In 2016, the tribe first detected EAB on its territory in Akwesasne, said Raspitha. “Since then, we’ve found it on every corner. Our territory is about 10,000 acres, and EAB has shown up nearly everywhere since then. There are just a few isolated spots that haven’t shown infestation yet.”

There are 16 native ash species that are susceptible to EAB, she said. A 2015 tribal inventory estimated there were 3,540 ash trees on their land, about 13.5%, making ash the dominant species in their forest.

Ash is very important to traditional basketry, and ash trees need to be a certain size before being used in basket weaving. “If the ash is all gone there is no replacement for this resource. When you lose the resources, you lose the cultural practice that goes with it,” said Raspitha.

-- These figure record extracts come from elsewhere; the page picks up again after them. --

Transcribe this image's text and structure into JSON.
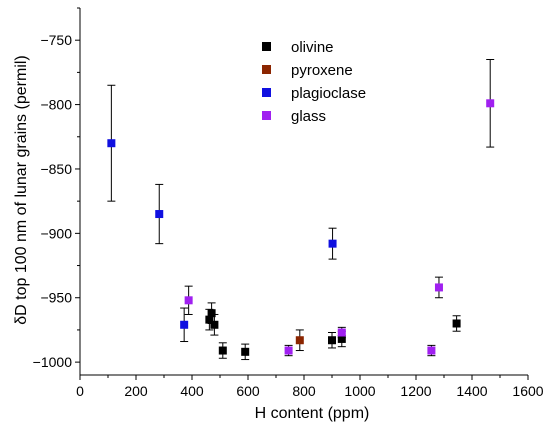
{
  "chart_data": {
    "type": "scatter",
    "title": "",
    "xlabel": "H content (ppm)",
    "ylabel": "δD top 100 nm of lunar grains (permil)",
    "xlim": [
      0,
      1600
    ],
    "ylim": [
      -1010,
      -725
    ],
    "x_ticks": [
      0,
      200,
      400,
      600,
      800,
      1000,
      1200,
      1400,
      1600
    ],
    "y_ticks": [
      -1000,
      -950,
      -900,
      -850,
      -800,
      -750
    ],
    "x_tick_labels": [
      "0",
      "200",
      "400",
      "600",
      "800",
      "1000",
      "1200",
      "1400",
      "1600"
    ],
    "y_tick_labels": [
      "−1000",
      "−950",
      "−900",
      "−850",
      "−800",
      "−750"
    ],
    "grid": false,
    "legend_position": "top-center",
    "series": [
      {
        "name": "olivine",
        "color": "#000000",
        "points": [
          {
            "x": 462,
            "y": -967,
            "err": 8
          },
          {
            "x": 470,
            "y": -962,
            "err": 8
          },
          {
            "x": 480,
            "y": -971,
            "err": 8
          },
          {
            "x": 510,
            "y": -991,
            "err": 6
          },
          {
            "x": 590,
            "y": -992,
            "err": 6
          },
          {
            "x": 900,
            "y": -983,
            "err": 6
          },
          {
            "x": 935,
            "y": -982,
            "err": 6
          },
          {
            "x": 1345,
            "y": -970,
            "err": 6
          }
        ]
      },
      {
        "name": "pyroxene",
        "color": "#8b2500",
        "points": [
          {
            "x": 785,
            "y": -983,
            "err": 8
          }
        ]
      },
      {
        "name": "plagioclase",
        "color": "#1010e0",
        "points": [
          {
            "x": 112,
            "y": -830,
            "err": 45
          },
          {
            "x": 283,
            "y": -885,
            "err": 23
          },
          {
            "x": 372,
            "y": -971,
            "err": 13
          },
          {
            "x": 902,
            "y": -908,
            "err": 12
          }
        ]
      },
      {
        "name": "glass",
        "color": "#a020f0",
        "points": [
          {
            "x": 388,
            "y": -952,
            "err": 11
          },
          {
            "x": 745,
            "y": -991,
            "err": 4
          },
          {
            "x": 935,
            "y": -977,
            "err": 4
          },
          {
            "x": 1255,
            "y": -991,
            "err": 4
          },
          {
            "x": 1282,
            "y": -942,
            "err": 8
          },
          {
            "x": 1465,
            "y": -799,
            "err": 34
          }
        ]
      }
    ]
  }
}
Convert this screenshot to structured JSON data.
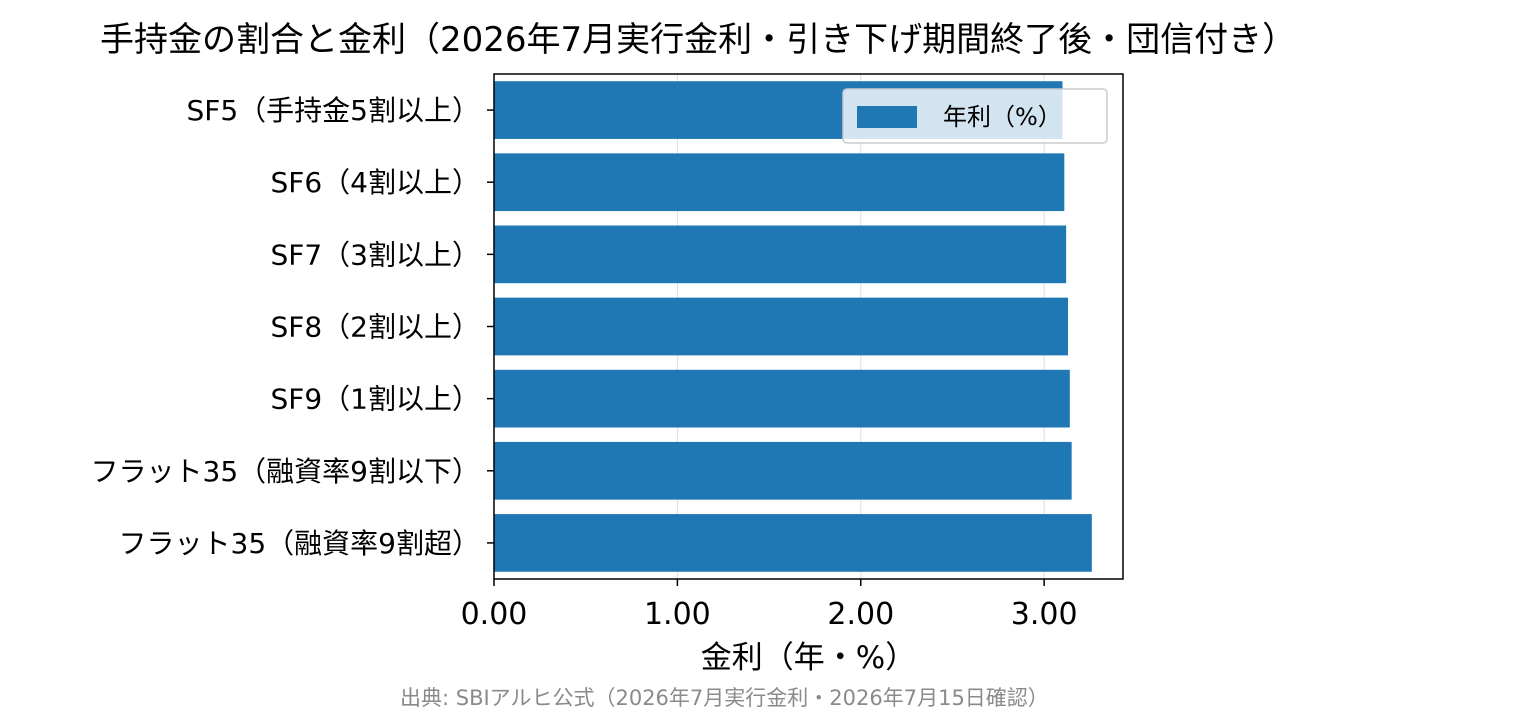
{
  "chart_data": {
    "type": "bar",
    "orientation": "horizontal",
    "title": "手持金の割合と金利（2026年7月実行金利・引き下げ期間終了後・団信付き）",
    "categories": [
      "SF5（手持金5割以上）",
      "SF6（4割以上）",
      "SF7（3割以上）",
      "SF8（2割以上）",
      "SF9（1割以上）",
      "フラット35（融資率9割以下）",
      "フラット35（融資率9割超）"
    ],
    "series": [
      {
        "name": "年利（%）",
        "values": [
          3.1,
          3.11,
          3.12,
          3.13,
          3.14,
          3.15,
          3.26
        ]
      }
    ],
    "xlabel": "金利（年・%）",
    "ylabel": "",
    "xlim": [
      0,
      3.43
    ],
    "xticks": [
      0,
      1,
      2,
      3
    ],
    "xtick_labels": [
      "0.00",
      "1.00",
      "2.00",
      "3.00"
    ],
    "grid": "vertical",
    "legend_position": "upper-right",
    "colors": {
      "bar": "#1f77b4",
      "grid": "#dddddd",
      "axis": "#000000"
    }
  },
  "source_note": "出典: SBIアルヒ公式（2026年7月実行金利・2026年7月15日確認）"
}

Three people planting trees.
St. Regis Mohawk Tribe Land Resources staff planting trees as part of the ash canopy loss restoration project. Courtesy photo by Normand Genier, Environment Division tribal forester, Saint Regis Mohawk Tribe.

Roughly 360 ash trees were taken down after the detection and another 360 trees and shrubs from 26 species, including American hornbeam, eastern red bud, red maple and black tupelo, were later planted in their place. Just under half those trees came from the local tribal tree nursery, which is intended to meet all restoration needs for native trees and shrubs.

The pandemic significantly affected initial restoration efforts, Raspitha said. “When COVID started, almost all our staff was laid off. In 2020, only my supervisor and I were left. We couldn’t keep up with all the work that needed to be done. The summer of 2020 was particularly dry, and we had a tough time keeping up with watering the newly planted trees. Of the 360 trees for this project, we had some mortality and those that died were replaced in 2021.”

Map shows sites where trees effected by emerald ash borer were removed. Map shows highway Route 37 corridor in upstate New York.
This map shows project planting sites located along the highway Route 37 corridor where affected trees were removed. Map courtesy of Saint Regis Mohawk Tribe.  

The tribe is keeping some of the ash in place for later use and for the purpose of collecting seeds. They started treating some ash through insecticide and bio-controls such as a parasitoid wasp that preys on EAB. The tribe did its first wasp release two years ago in partnership with APHIS, the New York Department of Environmental Conservation, and the Forest Service.

Forest Service watershed forester and grant monitor for this project Karl Honkonen said, “This ash canopy replacement project was well executed by tribal staff during a challenging time due to pandemic restrictions. The diversity of newly planted trees will help restore water quality and provide many other ecosystem services within the Lake Ontario Watershed.”

This story is part of a series and highlights one of the 14 common themes identified in the 2020 Eastern Region State Forest Action Plan summary report. The theme for April 2023 is Forest Health.